Momento eterno en San Agustín, al lado el blanco
cenotafio piramidal que Canova esculpió a la memoria de María Cristina, cuyo
retrato circunscribe la serpiente del infinito en lo más alto del monumento. A
los pies un ángel se recuesta sobre un león sumiso ante la verdad
incuestionable de la muerte. Suenan las campanas de la iglesia en el interior
del templo en espera de que empiece la misa cantada de Schubert. Son las once
de la mañana. Momento en que los fieles siguen sin hacer diferencias a Dios, el
Arte y la Música.
Celeridad en el transcurso del segundo día en Viena.

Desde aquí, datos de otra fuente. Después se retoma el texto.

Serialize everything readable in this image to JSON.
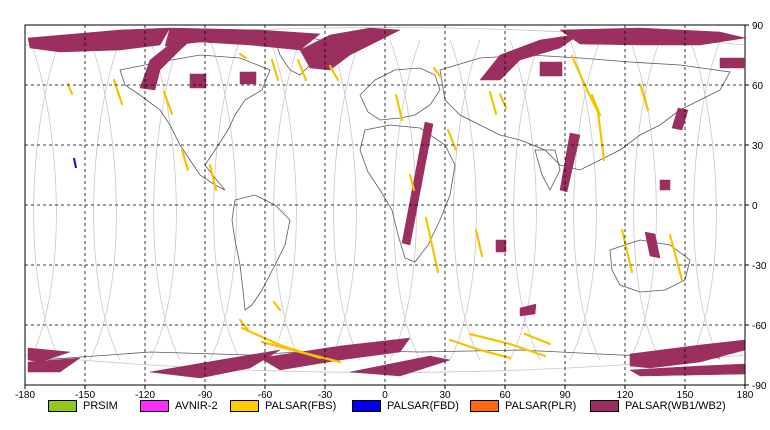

Parecía que, junto al Mozart del Burggarten, bajo la luz limpia de la mañana,
nos quedaba todo por delante, y ahora inexorablemente no sólo la emoción vivida
junto a la estatua del músico de Viena forma parte del pasado ya, sino también
la pose a los pies de Goete, la bajada por la escalinata de la Albertina, la
misa de Schubert, los caballos de Viena, el recuerdo de Calderón en lo alto de
Teatro, el lúdico encuentro de ciclistas ante el Ayuntamiento, la Fuente de
Minerva y el Parlamento… Y la comida en Museumsquartier, tras la siesta en el
apartamento, ya la tenemos en los pies, ahora, a las cinco de tarde, se alza
imponente ante nosotros la iglesia de San Carlos, museo de estilos diferentes,
columnas gigantescas, cúpulas, torres, ángeles blancos…, y poco antes, la
modernista estación de metro de Wagner. Formamos parte de este guirigay existencial
de familias enteras solazándose en los céspedes de los jardines que antaño fueron
fosar de muertos, lugar donde se cree que siguen extraviados los restos del
pobre Vivaldi, que se atrevió un día a venir solo a Viena a probar fortuna,
como otro guiri más vestido de formal anonimato.